Blockchain is the technology behind bitcoin — but it’s a whole lot more than that.
As we wrote in this blog,
The blockchain is an online ledger, with multiple copies that update simultaneously. Another application of the blockchain involves “smart contracts” — contracts that execute automatically upon the happening of the defined conditions.
One entrepreneur has announced plans to use the blockchain to revolutionize the way patents can be found and licensed.
As CNBC reported, Erich Spangenberg monetized his portfolio of software patents to the tune of $150 million.
Spangenberg, formerly of IPNav (and sometimes called a “patent troll”), has now founded IPwe.
He notes that there are about 200 national patent offices around the world, and there’s no easy way to search all of them. Even when a specific patent can be found, it can be hard to determine who owns it, since most patent offices don’t require patent owners and licensees to provide updated information.

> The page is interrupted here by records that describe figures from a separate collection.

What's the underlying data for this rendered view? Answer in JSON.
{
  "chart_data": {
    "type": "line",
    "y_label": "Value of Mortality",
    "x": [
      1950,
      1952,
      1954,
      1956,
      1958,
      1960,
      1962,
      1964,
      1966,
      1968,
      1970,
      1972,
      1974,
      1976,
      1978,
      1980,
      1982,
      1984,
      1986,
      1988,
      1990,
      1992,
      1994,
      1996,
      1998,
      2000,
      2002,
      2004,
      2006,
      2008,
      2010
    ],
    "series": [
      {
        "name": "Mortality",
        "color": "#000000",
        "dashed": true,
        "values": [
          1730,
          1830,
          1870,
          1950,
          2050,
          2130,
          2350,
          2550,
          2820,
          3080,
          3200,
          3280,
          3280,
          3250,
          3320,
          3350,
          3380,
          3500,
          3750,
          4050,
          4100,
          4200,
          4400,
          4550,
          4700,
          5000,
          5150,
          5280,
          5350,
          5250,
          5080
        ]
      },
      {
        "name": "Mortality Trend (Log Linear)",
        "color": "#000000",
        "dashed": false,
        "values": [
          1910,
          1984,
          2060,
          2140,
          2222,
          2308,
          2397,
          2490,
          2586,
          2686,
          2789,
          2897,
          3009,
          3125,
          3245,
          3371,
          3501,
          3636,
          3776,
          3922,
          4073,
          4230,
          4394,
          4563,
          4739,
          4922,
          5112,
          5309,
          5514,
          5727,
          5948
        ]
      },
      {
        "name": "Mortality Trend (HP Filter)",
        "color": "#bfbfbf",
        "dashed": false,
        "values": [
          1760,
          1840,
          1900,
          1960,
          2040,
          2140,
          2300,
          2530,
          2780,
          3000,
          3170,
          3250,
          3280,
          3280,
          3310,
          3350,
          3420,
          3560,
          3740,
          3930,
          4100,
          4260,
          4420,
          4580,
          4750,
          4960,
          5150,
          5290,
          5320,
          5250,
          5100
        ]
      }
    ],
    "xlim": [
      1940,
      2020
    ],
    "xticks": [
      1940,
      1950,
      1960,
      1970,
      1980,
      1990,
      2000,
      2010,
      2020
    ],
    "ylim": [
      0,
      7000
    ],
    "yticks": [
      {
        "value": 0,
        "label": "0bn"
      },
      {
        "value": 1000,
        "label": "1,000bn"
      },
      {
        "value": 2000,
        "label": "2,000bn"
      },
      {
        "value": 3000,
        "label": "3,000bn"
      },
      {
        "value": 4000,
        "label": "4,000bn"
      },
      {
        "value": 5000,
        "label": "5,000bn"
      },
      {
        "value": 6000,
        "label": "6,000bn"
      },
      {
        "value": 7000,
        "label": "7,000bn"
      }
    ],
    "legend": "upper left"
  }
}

The World Intellectual Property Organization (WIPO) estimate that the value of patents monetized through sales and licensing is around $180 billion. However, those transactions only involve about 2% of the world’s patents.
Spangenberg says that 75-80% of all patents are junk, but that still leaves a lot of valuable patents un-monetized.
If 2% of the world’s patents generate $180 billion, then 20% of the world’s patents might generate $1.8 trillion. This could stimulate the global economy as well as rewarding (and thus encouraging) R&D investment.
IPwe is also using another hot technology — artificial intelligence — to analyze the patents that will be indexed on the blockchain.
According to CNBC,
IPwe is creating a blockchain-based registry to tackle the lack of access to good information on patent transactions. And it is using machine-learning algorithms to better evaluate patent validity and worth. Specialized investments in the patent asset class exist today, but the end goal of IPwe is to turn the opaque and fragmented world of patents and patent transactions into a broad asset class that can attract much more interest from the world’s top institutional investors, as an example, insurance companies looking for pools of non-traditional investments that can generate significant returns.